In many Islamic countries which continue to carry out executions, the death penalty has become a taboo subject. Governments frequently use Sharia to justify why they retain and apply capital punishment, and this can seem to close discussion on the subject. However, Sharia law is not as immutable on the death penalty as many scholars or states say.

Among the misconceptions about Sharia law is the belief that there is a clear and unambiguous statement of what the punishments are for particular offences. In fact, there are several different sources referring to punishments, and different schools of Sharia law give different weight to them. There is a belief that Islamic judges are required to impose a fixed and predetermined punishment for certain offences without discretion or without permitting mitigating evidence to be admitted into court. This is not true. Additionally, there is also the belief that Sharia law is widely used in national legislation and practice in Islamic countries, in the Middle East and North Africa (MENA) region and elsewhere. In fact, most countries in the MENA region maintain a dual system of secular courts and religious courts, in which the religious courts implement various aspects of Sharia law.

This publication by Penal Reform International aims to correct misapprehensions and to give readers an understanding of Islamic law and jurisprudence relating to the death penalty. It describes the sources of Sharia law and the relative importance of each source. It lays out the different offences that may attract the death penalty and the different views about each, showing that Sharia law does not explicitly compel Muslim states to apply the death penalty. It examines the offences and evidentiary requirements that are required for a death sentence under Sharia, finding that they are so restrictive that they make it almost impossible to impose such a punishment in practice.

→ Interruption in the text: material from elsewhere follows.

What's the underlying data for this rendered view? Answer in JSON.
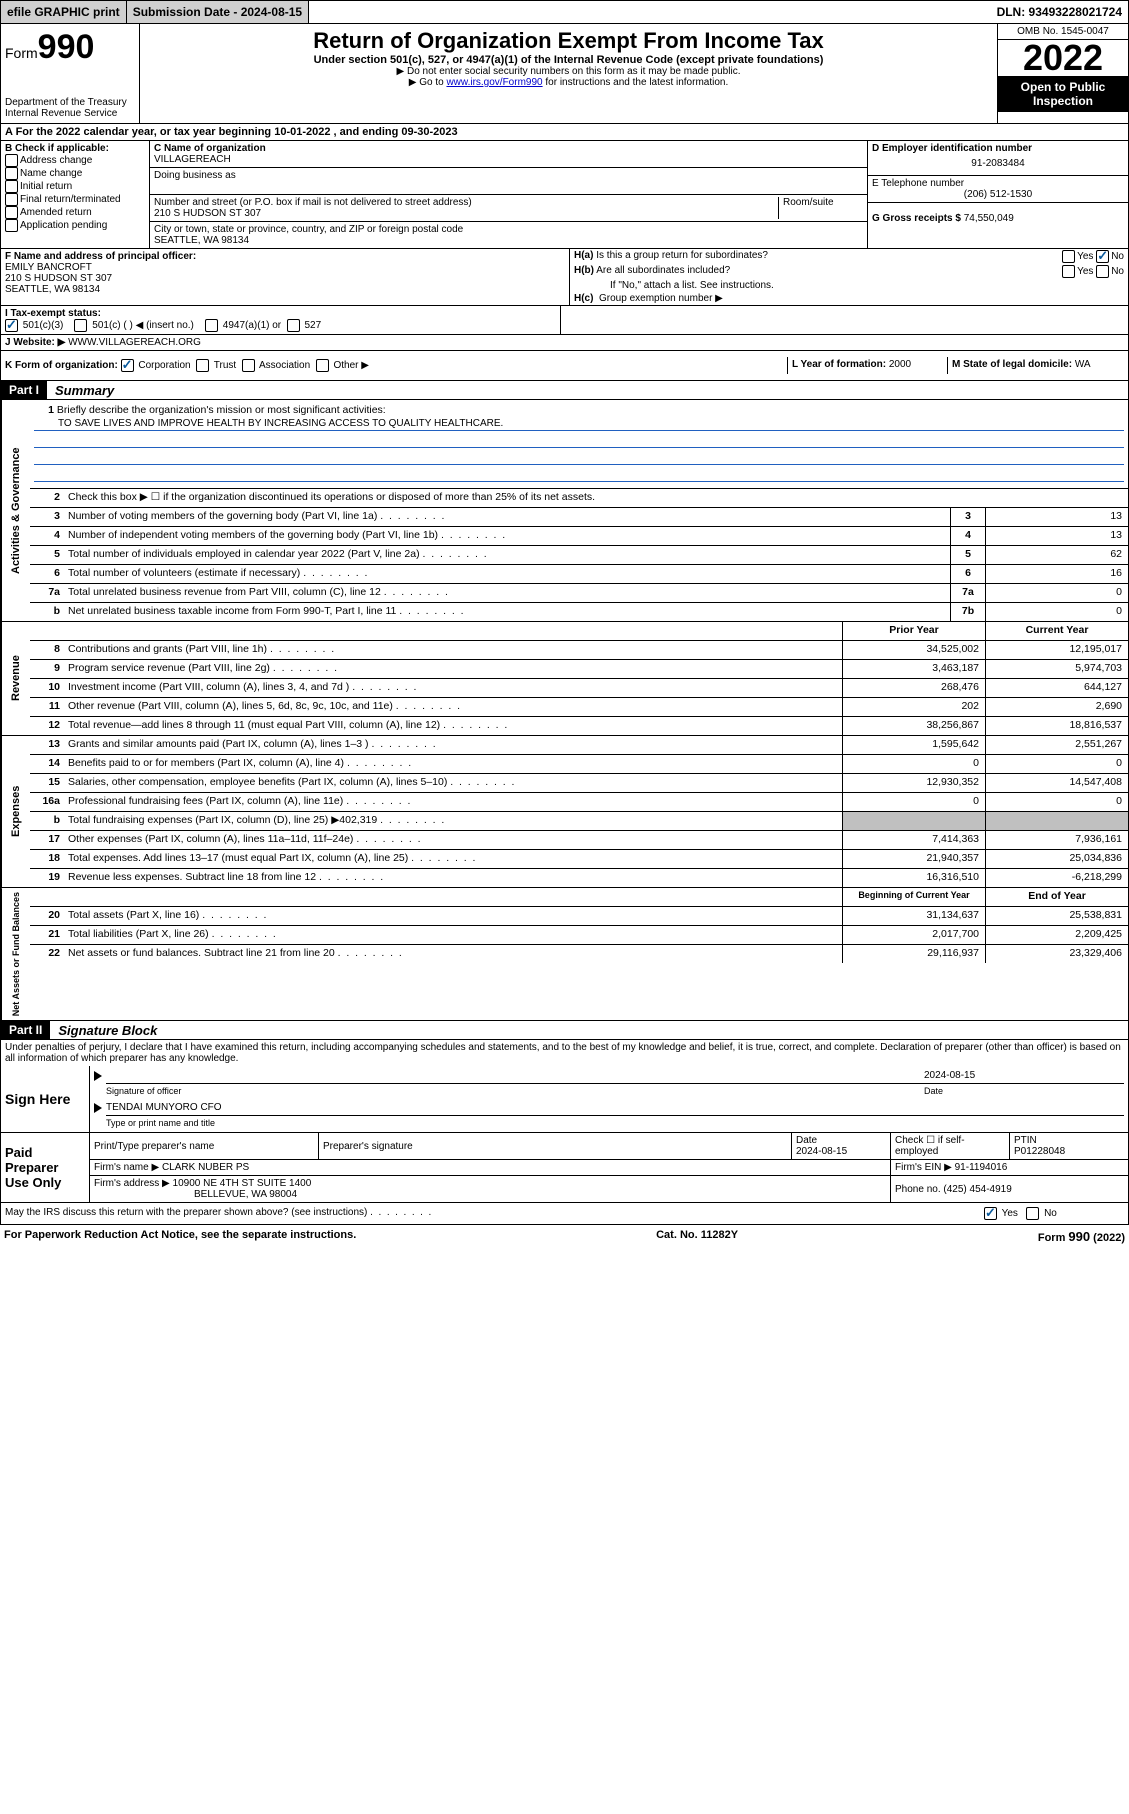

Contrary to traditionalist interpretations of the Sharia that make the death penalty permissible for four proscribed offences (premeditated murder, adultery, apostasy and ‘waging war against God’), Islam takes a much more flexible and lenient approach. It does not require the death penalty, but instead provides opportunities for it to be avoided. This publication examines each offence in turn, reviewing the context in which it was established and the debates between schools of Islamic thought and jurisprudence. It also examines Sharia law in relation to other offences that may carry the death penalty in majority Islamic states, pointing out that many offences that carry the death penalty (such as drug offences and sorcery/witchcraft) cannot do so on the basis of Sharia. Finally, the paper looks at how the death penalty relates to other obligations in Islam, in particular the importance of family and how this relates to children of those sentenced to death.